9. La grande speranza nel campo delle energie rinnovabili proviene però dalla ricerca. Accantonata per ora la fissione nucleare e anche le tecnologie legate all’idrogeno, circolano molte idee nuove: dalla scomposizione del gas naturale per far sì che non emetta CO2 all’interramento delle emissioni delle centrali a carbone, fino alle nuove piante capaci di trasformare in energia una grande quantità della luce e del calore che assorbono. Ma tra questi discorsi il più significativo e importante riguarda il solare di nuova generazione, il cosiddetto Concentrating solar power (Csp). In Spagna, in Algeria, anche in Sicilia sono in sperimentazione stazioni solari che ricoprendo di specchi interi ettari di territorio sono in grado di produrre energia elettrica a costi accettabili. E’ chiaro che richiedono grandi estensioni e tanto sole, ma i progetti, dato che ormai la trasmissione di energia elettrica a distanza è ormai possibile con perdite limitate, si orientano sul deserto del Sahara: basterebbe un quadrato di specchi di alcune decine di chilometri per fronte al fabbisogni di energia elettrica di tutta l’Europa. Non è facile arrivarci, naturalmente, perché queste centrali richiedono acqua o altre tecniche di raffreddamento (che comunque esistono). Ma si tratta di una prospettiva molto concreta.
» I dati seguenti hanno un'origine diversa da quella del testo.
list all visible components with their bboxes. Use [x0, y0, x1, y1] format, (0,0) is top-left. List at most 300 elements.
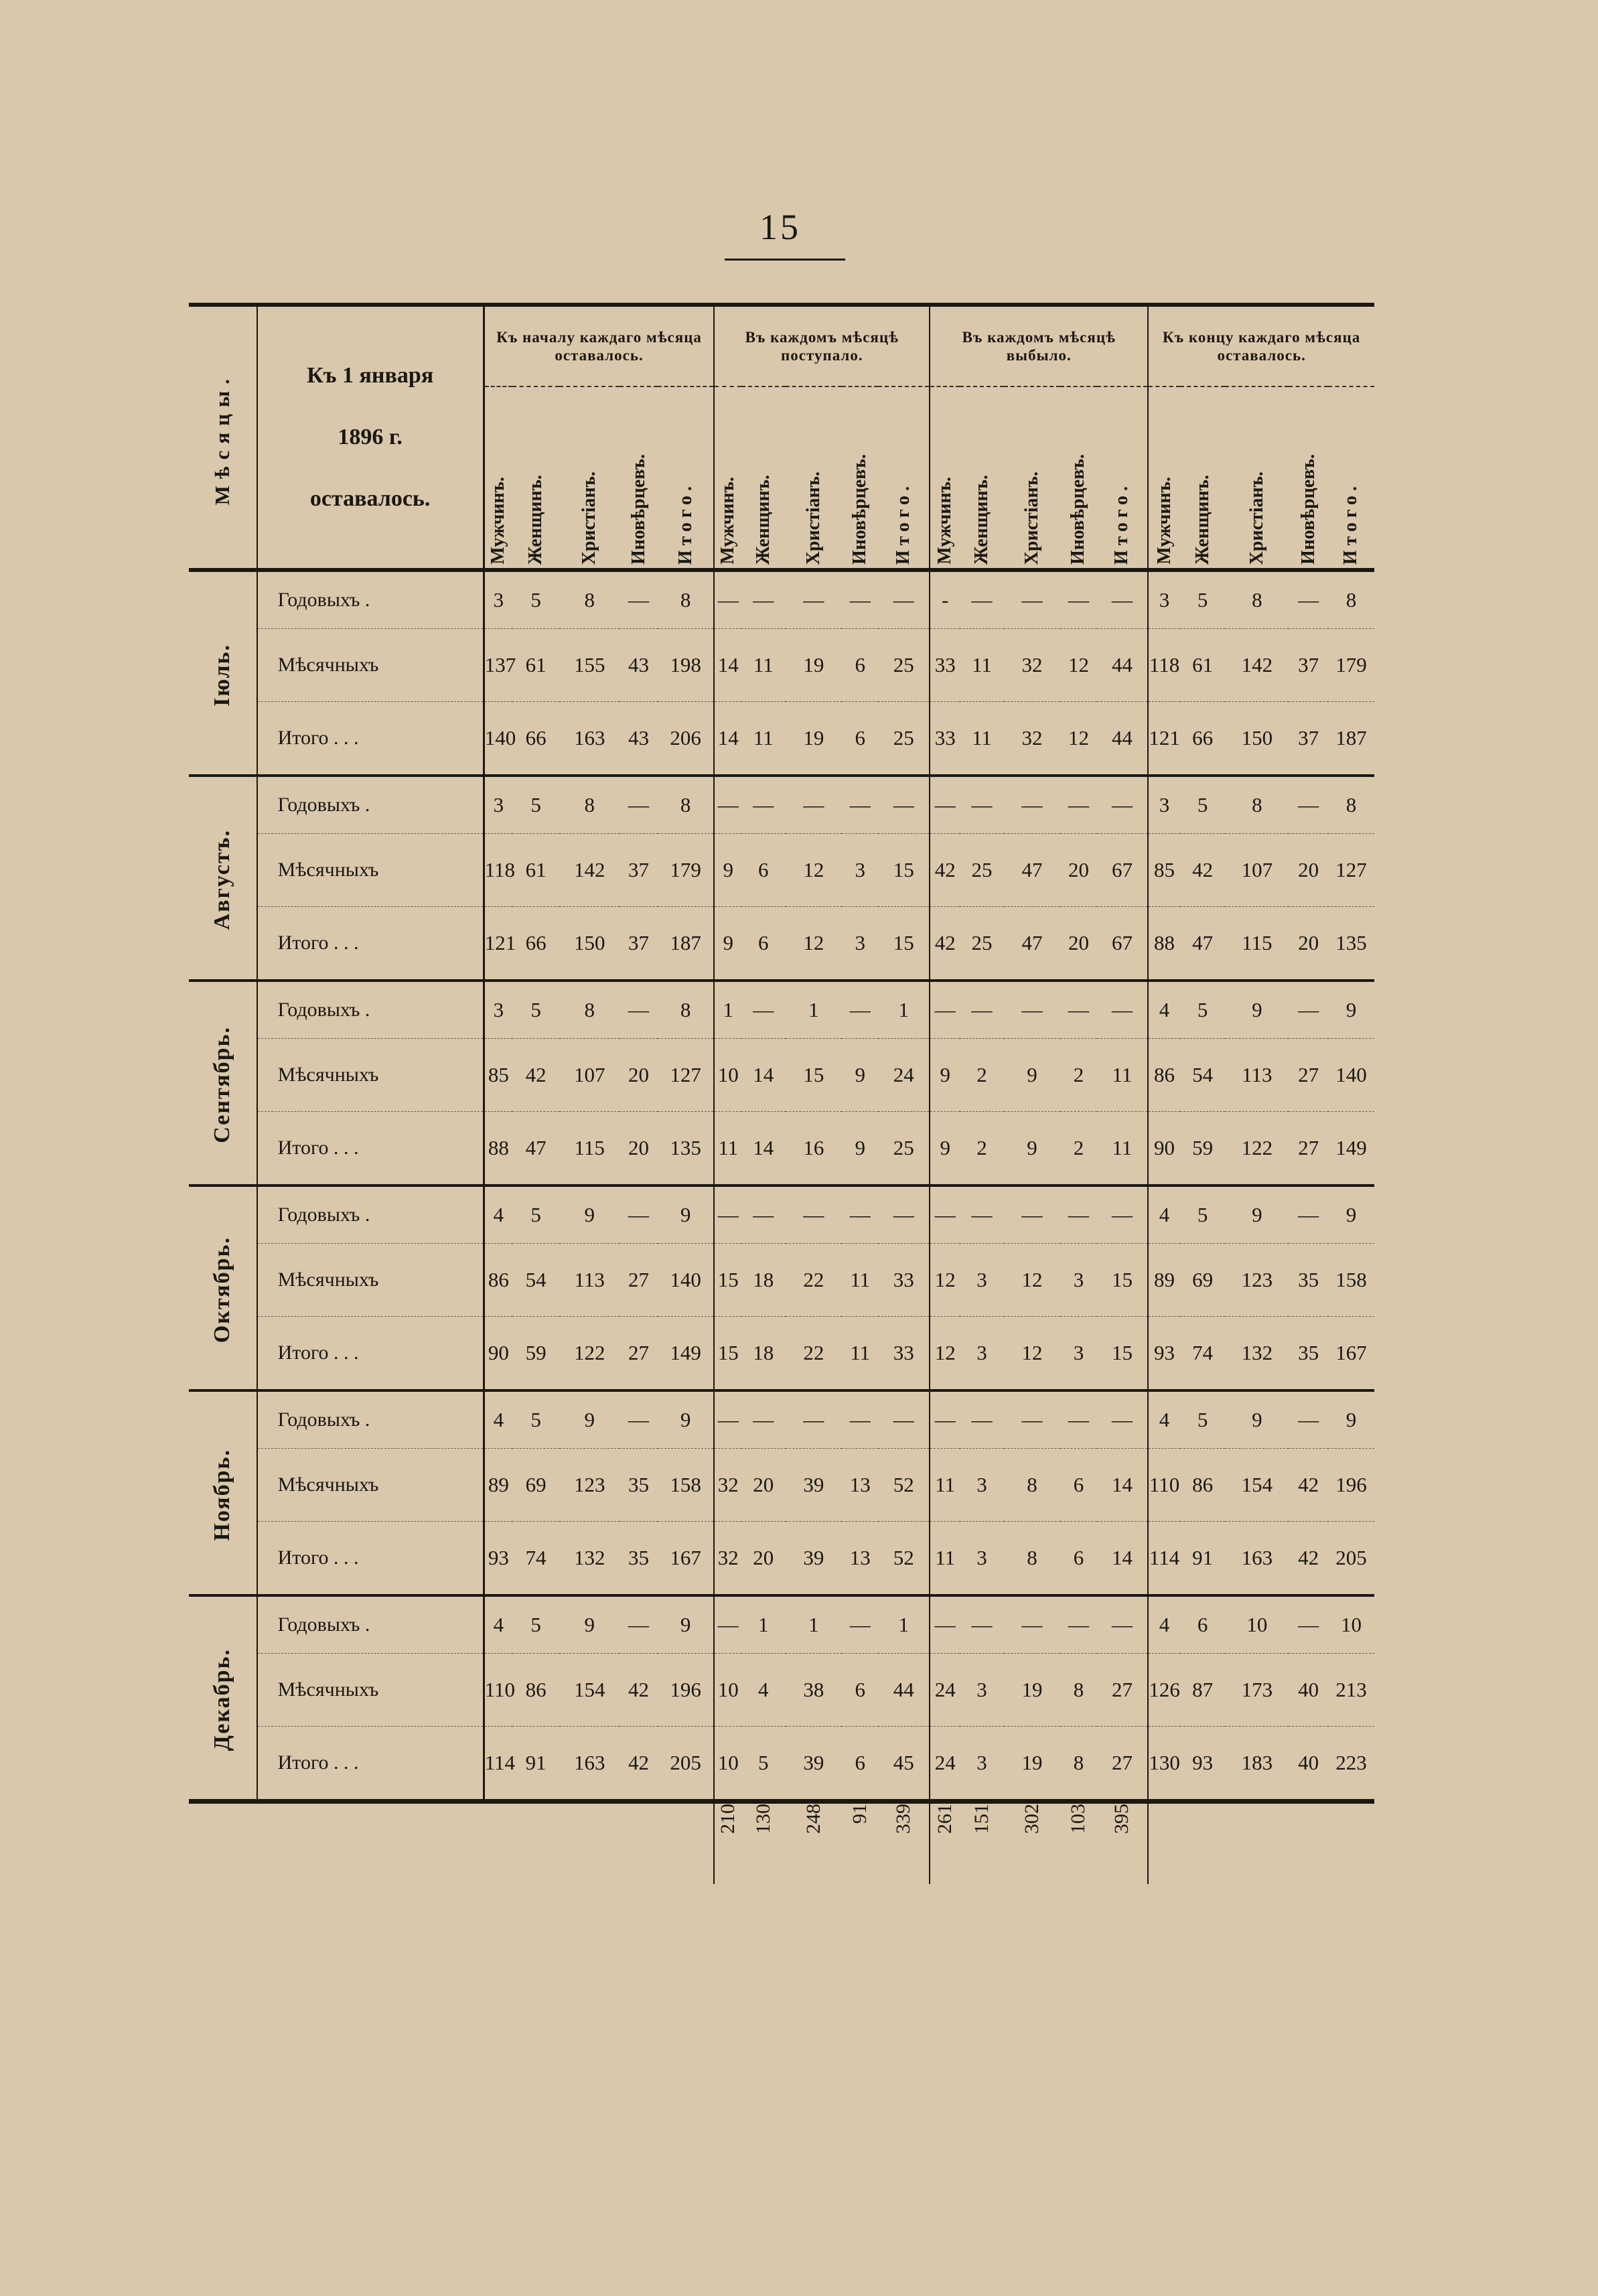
month-label-cell — [189, 1390, 257, 1595]
table-row — [189, 1595, 1374, 1654]
data-cell: 8 — [1346, 793, 1357, 816]
data-cell: 8 — [680, 588, 691, 612]
data-cell: 9 — [1346, 1203, 1357, 1226]
data-cell: 5 — [1197, 793, 1208, 816]
data-cell: — — [893, 1203, 914, 1226]
total-cell — [842, 1802, 878, 1885]
data-cell: 37 — [1289, 702, 1328, 776]
row-label: Годовыхъ . — [257, 981, 484, 1039]
data-cell: 20 — [1060, 834, 1096, 907]
data-cell: 4 — [493, 1408, 504, 1431]
data-cell: 163 — [559, 1727, 620, 1802]
data-cell: 123 — [559, 1449, 620, 1522]
data-cell: 8 — [680, 793, 691, 816]
total-value: 302 — [1021, 1804, 1043, 1834]
subcolumn-header — [930, 386, 960, 570]
data-cell: 2 — [960, 1112, 1003, 1186]
data-cell: 15 — [714, 1317, 741, 1391]
data-cell: 61 — [512, 834, 559, 907]
data-cell: 10 — [714, 1727, 741, 1802]
data-cell: 9 — [584, 1203, 595, 1226]
data-cell: 85 — [1148, 834, 1179, 907]
data-cell: — — [971, 588, 993, 612]
data-cell: 1 — [808, 998, 819, 1021]
data-cell: 8 — [584, 793, 595, 816]
data-cell: 35 — [1289, 1317, 1328, 1391]
data-cell: 3 — [960, 1449, 1003, 1522]
data-cell: 4 — [1148, 1186, 1179, 1244]
data-cell: 39 — [786, 1727, 843, 1802]
data-cell: — — [753, 1203, 774, 1226]
data-cell: 6 — [842, 1654, 878, 1727]
subcolumn-header-label: Мужчинъ. — [488, 477, 509, 565]
data-cell: 132 — [1225, 1317, 1289, 1391]
data-cell: — — [714, 1595, 741, 1654]
data-cell: 37 — [1289, 629, 1328, 702]
data-cell: — — [753, 1408, 774, 1431]
data-cell: 20 — [1060, 907, 1096, 981]
group-header-discharged: Въ каждомъ мѣсяцѣ выбыло. — [930, 305, 1148, 386]
data-cell: 90 — [1148, 1112, 1179, 1186]
total-cell — [741, 1802, 785, 1885]
data-cell: 1 — [714, 981, 741, 1039]
data-cell: 3 — [1060, 1244, 1096, 1317]
data-cell: — — [1298, 1203, 1319, 1226]
data-cell: 6 — [1060, 1522, 1096, 1596]
data-cell: 213 — [1328, 1654, 1374, 1727]
data-cell: 27 — [620, 1317, 657, 1391]
subcolumn-header — [714, 386, 741, 570]
total-value: 339 — [892, 1804, 915, 1834]
data-cell: — — [1111, 1408, 1133, 1431]
data-cell: — — [971, 793, 993, 816]
row-label: Годовыхъ . — [257, 776, 484, 834]
data-cell: 6 — [842, 1727, 878, 1802]
data-cell: 167 — [1328, 1317, 1374, 1391]
data-cell: 9 — [1252, 998, 1262, 1021]
data-cell: 8 — [680, 998, 691, 1021]
total-cell — [960, 1802, 1003, 1885]
data-cell: 9 — [842, 1112, 878, 1186]
month-label: Сентябрь. — [210, 1026, 235, 1143]
data-cell: — — [803, 1203, 824, 1226]
data-cell: 25 — [878, 1112, 930, 1186]
data-cell: 135 — [1328, 907, 1374, 981]
subcolumn-header-label: Иновѣрцевъ. — [1068, 453, 1089, 565]
data-cell: — — [1021, 1613, 1043, 1636]
data-cell: 115 — [1225, 907, 1289, 981]
data-cell: — — [1021, 1203, 1043, 1226]
subcolumn-header — [484, 386, 512, 570]
data-cell: — — [1021, 1408, 1043, 1431]
data-cell: 5 — [530, 998, 541, 1021]
data-cell: 12 — [1004, 1244, 1061, 1317]
row-label: Мѣсячныхъ — [257, 1244, 484, 1317]
data-cell: 3 — [960, 1244, 1003, 1317]
total-value: 91 — [849, 1804, 871, 1824]
data-cell: 5 — [1197, 1408, 1208, 1431]
data-cell: 140 — [484, 702, 512, 776]
data-cell: 9 — [1346, 1408, 1357, 1431]
data-cell: 86 — [484, 1244, 512, 1317]
subcolumn-header-label: Иновѣрцевъ. — [628, 453, 649, 565]
subcolumn-header — [1180, 386, 1226, 570]
row-label: Итого . . . — [257, 1317, 484, 1391]
data-cell: 47 — [1180, 907, 1226, 981]
data-cell: 3 — [493, 998, 504, 1021]
data-cell: 5 — [741, 1727, 785, 1802]
data-cell: 39 — [786, 1449, 843, 1522]
row-label: Итого . . . — [257, 1522, 484, 1596]
data-cell: 5 — [530, 1408, 541, 1431]
data-cell: 3 — [842, 834, 878, 907]
data-cell: 88 — [484, 1112, 512, 1186]
data-cell: 6 — [741, 907, 785, 981]
data-cell: 15 — [878, 834, 930, 907]
data-cell: 8 — [1004, 1449, 1061, 1522]
data-cell: 42 — [620, 1727, 657, 1802]
data-cell: 196 — [1328, 1449, 1374, 1522]
data-cell: 4 — [493, 1203, 504, 1226]
data-cell: 3 — [1148, 776, 1179, 834]
data-cell: 66 — [1180, 702, 1226, 776]
data-cell: — — [628, 588, 650, 612]
data-cell: 25 — [960, 834, 1003, 907]
data-cell: — — [893, 793, 914, 816]
row-label: Мѣсячныхъ — [257, 629, 484, 702]
data-cell: 4 — [1148, 981, 1179, 1039]
data-cell: — — [803, 1408, 824, 1431]
data-cell: — — [1021, 998, 1043, 1021]
data-cell: 27 — [1289, 1112, 1328, 1186]
data-cell: 44 — [1097, 629, 1149, 702]
data-cell: 15 — [786, 1039, 843, 1112]
data-cell: 87 — [1180, 1654, 1226, 1727]
total-value: 395 — [1110, 1804, 1133, 1834]
data-cell: 11 — [960, 629, 1003, 702]
subcolumn-header-label: Иновѣрцевъ. — [849, 453, 871, 565]
total-cell — [878, 1802, 930, 1885]
data-cell: 5 — [1197, 998, 1208, 1021]
ledger-table — [189, 303, 1374, 1884]
data-cell: 127 — [658, 1039, 715, 1112]
data-cell: — — [849, 588, 871, 612]
month-label: Августъ. — [210, 829, 235, 930]
data-cell: 149 — [1328, 1112, 1374, 1186]
data-cell: 47 — [1004, 834, 1061, 907]
data-cell: 74 — [1180, 1317, 1226, 1391]
data-cell: 88 — [1148, 907, 1179, 981]
data-cell: 6 — [1060, 1449, 1096, 1522]
table-row — [189, 1654, 1374, 1727]
data-cell: — — [1068, 1408, 1089, 1431]
data-cell: 20 — [1289, 834, 1328, 907]
data-cell: 25 — [878, 702, 930, 776]
page-number: 15 — [759, 207, 801, 247]
data-cell: 154 — [559, 1654, 620, 1727]
data-cell: 11 — [1097, 1039, 1149, 1112]
data-cell: 20 — [741, 1522, 785, 1596]
subcolumn-header — [1289, 386, 1328, 570]
data-cell: 142 — [559, 834, 620, 907]
data-cell: 11 — [842, 1317, 878, 1391]
table-row — [189, 776, 1374, 834]
data-cell: 9 — [1346, 998, 1357, 1021]
data-cell: 15 — [878, 907, 930, 981]
data-cell: 12 — [786, 907, 843, 981]
totals-row — [189, 1802, 1374, 1885]
data-cell: 114 — [484, 1727, 512, 1802]
months-header: Мѣсяцы. — [189, 305, 257, 570]
data-cell: 126 — [1148, 1654, 1179, 1727]
data-cell: 123 — [1225, 1244, 1289, 1317]
data-cell: — — [753, 998, 774, 1021]
data-cell: 9 — [930, 1112, 960, 1186]
data-cell: 91 — [1180, 1522, 1226, 1596]
data-cell: 110 — [1148, 1449, 1179, 1522]
data-cell: 40 — [1289, 1727, 1328, 1802]
data-cell: — — [1068, 588, 1089, 612]
data-cell: 54 — [1180, 1039, 1226, 1112]
data-cell: 52 — [878, 1449, 930, 1522]
data-cell: 3 — [960, 1654, 1003, 1727]
table-row — [189, 907, 1374, 981]
data-cell: — — [930, 1595, 960, 1654]
data-cell: 10 — [714, 1654, 741, 1727]
jan-header-line: оставалось. — [309, 486, 431, 511]
data-cell: 14 — [714, 702, 741, 776]
subcolumn-header-label: Итого. — [1111, 481, 1133, 565]
data-cell: 86 — [1180, 1449, 1226, 1522]
subcolumn-header-label: Итого. — [674, 481, 696, 565]
data-cell: 59 — [1180, 1112, 1226, 1186]
data-cell: 3 — [960, 1727, 1003, 1802]
data-cell: 90 — [484, 1317, 512, 1391]
data-cell: 113 — [1225, 1039, 1289, 1112]
data-cell: — — [1298, 588, 1319, 612]
data-cell: 61 — [1180, 629, 1226, 702]
table-row — [189, 629, 1374, 702]
subcolumn-header — [1097, 386, 1149, 570]
data-cell: 155 — [559, 629, 620, 702]
subcolumn-header-label: Итого. — [893, 481, 914, 565]
subcolumn-header — [658, 386, 715, 570]
data-cell: 10 — [1246, 1613, 1268, 1636]
table-row — [189, 1522, 1374, 1596]
data-cell: 121 — [484, 907, 512, 981]
data-cell: 14 — [741, 1112, 785, 1186]
data-cell: — — [1298, 998, 1319, 1021]
data-cell: 15 — [714, 1244, 741, 1317]
data-cell: 3 — [842, 907, 878, 981]
group-header-admitted: Въ каждомъ мѣсяцѣ поступало. — [714, 305, 930, 386]
data-cell: — — [971, 1203, 993, 1226]
data-cell: 206 — [658, 702, 715, 776]
data-cell: 69 — [512, 1449, 559, 1522]
data-cell: 1 — [808, 1613, 819, 1636]
data-cell: 19 — [1004, 1727, 1061, 1802]
data-cell: 37 — [620, 834, 657, 907]
table-row — [189, 570, 1374, 629]
data-cell: — — [753, 588, 774, 612]
row-label: Годовыхъ . — [257, 1595, 484, 1654]
data-cell: 150 — [559, 907, 620, 981]
data-cell: 42 — [1289, 1449, 1328, 1522]
data-cell: 10 — [1340, 1613, 1362, 1636]
data-cell: 5 — [1197, 1203, 1208, 1226]
data-cell: 25 — [878, 629, 930, 702]
data-cell: 35 — [620, 1449, 657, 1522]
data-cell: 14 — [741, 1039, 785, 1112]
data-cell: 11 — [741, 702, 785, 776]
total-cell — [1004, 1802, 1061, 1885]
data-cell: 42 — [1180, 834, 1226, 907]
data-cell: 9 — [584, 1408, 595, 1431]
month-label-cell — [189, 981, 257, 1186]
data-cell: 93 — [484, 1522, 512, 1596]
data-cell: 35 — [620, 1522, 657, 1596]
data-cell: 140 — [1328, 1039, 1374, 1112]
data-cell: 122 — [559, 1317, 620, 1391]
subcolumn-header — [842, 386, 878, 570]
data-cell: — — [849, 1203, 871, 1226]
data-cell: 12 — [1060, 702, 1096, 776]
data-cell: 22 — [786, 1244, 843, 1317]
data-cell: 107 — [1225, 834, 1289, 907]
total-cell — [786, 1802, 843, 1885]
data-cell: 187 — [658, 907, 715, 981]
data-cell: — — [971, 998, 993, 1021]
data-cell: — — [1068, 1613, 1089, 1636]
data-cell: — — [849, 998, 871, 1021]
total-cell — [1060, 1802, 1096, 1885]
data-cell: — — [714, 1186, 741, 1244]
data-cell: — — [803, 793, 824, 816]
data-cell: 11 — [1097, 1112, 1149, 1186]
data-cell: 5 — [530, 793, 541, 816]
data-cell: 9 — [930, 1039, 960, 1112]
subcolumn-header-label: Итого. — [1340, 481, 1362, 565]
data-cell: — — [893, 588, 914, 612]
data-cell: 223 — [1328, 1727, 1374, 1802]
month-label-cell — [189, 1595, 257, 1802]
month-label-cell — [189, 776, 257, 981]
data-cell: 9 — [714, 907, 741, 981]
subcolumn-header-label: Христіанъ. — [1021, 471, 1043, 565]
data-cell: 8 — [1252, 588, 1262, 612]
subcolumn-header-label: Христіанъ. — [1246, 471, 1267, 565]
data-cell: 15 — [1097, 1317, 1149, 1391]
data-cell: 11 — [714, 1112, 741, 1186]
data-cell: 37 — [620, 907, 657, 981]
data-cell: — — [803, 588, 824, 612]
data-cell: — — [1068, 1203, 1089, 1226]
subcolumn-header — [960, 386, 1003, 570]
data-cell: — — [971, 1408, 993, 1431]
data-cell: — — [628, 793, 650, 816]
row-label: Мѣсячныхъ — [257, 834, 484, 907]
data-cell: — — [1298, 1613, 1319, 1636]
data-cell: 27 — [1097, 1654, 1149, 1727]
row-label: Итого . . . — [257, 1112, 484, 1186]
row-label: Годовыхъ . — [257, 570, 484, 629]
data-cell: 9 — [584, 1613, 595, 1636]
subcolumn-header-label: Женщинъ. — [525, 474, 547, 565]
data-cell: — — [930, 981, 960, 1039]
data-cell: 9 — [1004, 1112, 1061, 1186]
data-cell: 205 — [1328, 1522, 1374, 1596]
data-cell: 24 — [878, 1039, 930, 1112]
data-cell: 14 — [1097, 1449, 1149, 1522]
table-row — [189, 1317, 1374, 1391]
data-cell: 89 — [484, 1449, 512, 1522]
row-label: Мѣсячныхъ — [257, 1039, 484, 1112]
data-cell: 33 — [878, 1317, 930, 1391]
data-cell: 15 — [1097, 1244, 1149, 1317]
data-cell: 32 — [714, 1522, 741, 1596]
data-cell: 2 — [960, 1039, 1003, 1112]
data-cell: 8 — [1252, 793, 1262, 816]
subcolumn-header — [878, 386, 930, 570]
row-label: Мѣсячныхъ — [257, 1449, 484, 1522]
data-cell: 8 — [1060, 1654, 1096, 1727]
subcolumn-header-label: Христіанъ. — [802, 471, 824, 565]
data-cell: 149 — [658, 1317, 715, 1391]
data-cell: 12 — [1060, 629, 1096, 702]
data-cell: 154 — [1225, 1449, 1289, 1522]
data-cell: 66 — [512, 907, 559, 981]
data-cell: 86 — [1148, 1039, 1179, 1112]
data-cell: 163 — [559, 702, 620, 776]
data-cell: — — [1068, 998, 1089, 1021]
data-cell: 14 — [1097, 1522, 1149, 1596]
subcolumn-header-label: Мужчинъ. — [1153, 477, 1175, 565]
data-cell: 132 — [559, 1522, 620, 1596]
data-cell: 59 — [512, 1317, 559, 1391]
subcolumn-header — [1328, 386, 1374, 570]
totals-spacer — [189, 1802, 714, 1885]
data-cell: — — [849, 793, 871, 816]
data-cell: 121 — [1148, 702, 1179, 776]
data-cell: — — [849, 1408, 871, 1431]
data-cell: 1 — [898, 998, 909, 1021]
total-value: 248 — [802, 1804, 824, 1834]
data-cell: 9 — [1252, 1408, 1262, 1431]
data-cell: 13 — [842, 1522, 878, 1596]
data-cell: 4 — [741, 1654, 785, 1727]
data-cell: 6 — [842, 702, 878, 776]
data-cell: 33 — [930, 629, 960, 702]
total-value: 261 — [934, 1804, 956, 1834]
data-cell: 47 — [512, 1112, 559, 1186]
data-cell: — — [893, 1408, 914, 1431]
table-row — [189, 702, 1374, 776]
month-label-cell — [189, 570, 257, 776]
data-cell: 11 — [741, 629, 785, 702]
data-cell: 8 — [1004, 1522, 1061, 1596]
data-cell: 91 — [512, 1727, 559, 1802]
data-cell: 47 — [1004, 907, 1061, 981]
data-cell: 140 — [658, 1244, 715, 1317]
data-cell: 4 — [493, 1613, 504, 1636]
data-cell: 32 — [714, 1449, 741, 1522]
data-cell: 173 — [1225, 1654, 1289, 1727]
data-cell: — — [753, 793, 774, 816]
data-cell: 4 — [1148, 1595, 1179, 1654]
data-cell: 66 — [512, 702, 559, 776]
data-cell: 115 — [559, 1112, 620, 1186]
data-cell: 52 — [878, 1522, 930, 1596]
10. Da tutto quanto detto risulta sempre più chiaramente che il sistema energia – ambiente è fortemente interrelato e richiede una visione globale. I paesi in via di sviluppo non accetteranno di limitare le loro emissioni se quelli industrializzati non cominceranno a ridurre i loro forti consumi. Al tempo stesso molte iniziative di lotta alle emissioni andranno condotte nei paesi nuovi. L’Europa che è già dipendente da Russia e Medio Oriente per petrolio e gas naturale, può avere tutto l’interesse a sviluppare rapporti intensi con il continente africano per la produzione di energia elettrica. Il meccanismo, molto schematicamente, dovrebbe essere questo: tassare da noi le produzioni o i consumi a contenuto energetico e reinvestire almeno una parte del ricavato nella realizzazione di nuove centrali solari sull’altra sponda del Mediterraneo. Se poi queste centrali contribuiranno a creare lavoro, potrebbero anche aiutare a ridurre la spinta migratoria. Utopie? Ma quanti dei discorsi che oggi facciamo, partendo da dati di fatto, dieci anni fa ci sembravano solo fantasie?